Wednesday, July 27, 2016

Advertising Action on Climate Project correspondence with M&S

I posted here about the need for press reform in Britain. Soon after posting I found the excellent Advertising Action on Climate Project  which aims to bring pressure on the Mail, Sun, Times, Express and Telegraph by persuading companies to stop advertising with them until they stop publishing false information regarding climate change.

Here is my latest letter to the corporate social responsibility manager at M&S. They have been chosen because of their Plan A project, but many other companies will be approached in due course.

Hi Rowland

Many thanks for your speedy and thoughtful reply.

I have read your links, although my search did not actually turn up the polls showing that the UK public lags behind the rest of the world in perception of climate change.

However, I have been aware of this regrettable fact in a general way having read about it a couple of years ago.

You argue that a section of the UK media is simply following public opinion, printing climate sceptical stories because the public is sceptical of climate change.

First, the true responsibility of the journalist is to report the facts, and not to follow and reinforce any  misperceptions and false beliefs that the public already holds.
Second, we would argue that the public is being influenced by the line that this section of the media is pushing.

It is undeniable that media reports do affect the public's view of the salience of a topic.

The paper about public perception of CC following the flooding in 2014 ( )

shows in Fig 5 (p 24) that, after actual changes in weather, media reports were placed as important by the respondents.
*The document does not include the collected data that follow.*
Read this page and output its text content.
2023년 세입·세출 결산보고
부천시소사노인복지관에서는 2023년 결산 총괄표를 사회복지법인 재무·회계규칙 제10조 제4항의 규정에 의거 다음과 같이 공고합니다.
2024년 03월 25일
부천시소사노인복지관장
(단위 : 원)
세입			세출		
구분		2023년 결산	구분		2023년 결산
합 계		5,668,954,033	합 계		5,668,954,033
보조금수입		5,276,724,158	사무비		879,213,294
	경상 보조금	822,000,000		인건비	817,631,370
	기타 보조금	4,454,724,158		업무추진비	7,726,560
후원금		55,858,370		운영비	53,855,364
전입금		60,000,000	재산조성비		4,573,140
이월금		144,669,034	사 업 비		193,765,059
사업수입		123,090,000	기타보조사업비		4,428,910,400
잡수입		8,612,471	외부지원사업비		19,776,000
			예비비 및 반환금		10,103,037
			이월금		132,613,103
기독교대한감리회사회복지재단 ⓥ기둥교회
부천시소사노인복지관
You have probably already seen Donnachadh McCarthy's excellent briefing paper on the UK Climate sceptic press here: The list of "sceptic" headlines given in the paper is sobering. It is imperative that this continuous flow of misinformation is halted and reversed, but climate campaigners are in a catch-22 situation, because we cannot inform the public of the present and future dangers posed by climate change because the "sceptic" section of the media will block or distort our message.

Unfortunately, it is the case that loss of advertising revenue is the only lever that will cause sceptic owners and editors to reconsider their position.

I note that Lord Deben, for whom I have a great deal of respect, says "NGO and progressive business representation" is necessary to maintain the pressure on Government, and this, of course, is exactly what is happening in this correspondence.

You note that our campaign is starting with M&S, and correctly take it as a compliment. However, the campaign has only just started, and other companies will soon be under the same pressure as your good selves.
I fully understand that you would worry about denying yourselves advertising outlets. Let me would point out again that there are other more truthful media outlets that are available to you, and again that when it becomes public that M&S has withdrawn advertising revenue from a climate-denying paper, this will in itself be a free form of advertising. Moreover, it will give M&S a branding advantage against your competitors, marking you out as an ethical market operator. In particular it will give you an advantage over high-end competition from John Lewis.

You question the practicality of the action that we are asking you to take. The details are up to you, but rather than a big-bang, immediate advertising ban on all the papers identified by the Advertising Action on Climate Project (which we would prefer) you may opt for a more gradual approach, selecting the most recent and egregious statement by one paper, and ask for the item to be recalled and /or corrected, without which you will withdraw advertising.

Again, let me congratulate you for your concern about climate change, and thank you for considering taking this action.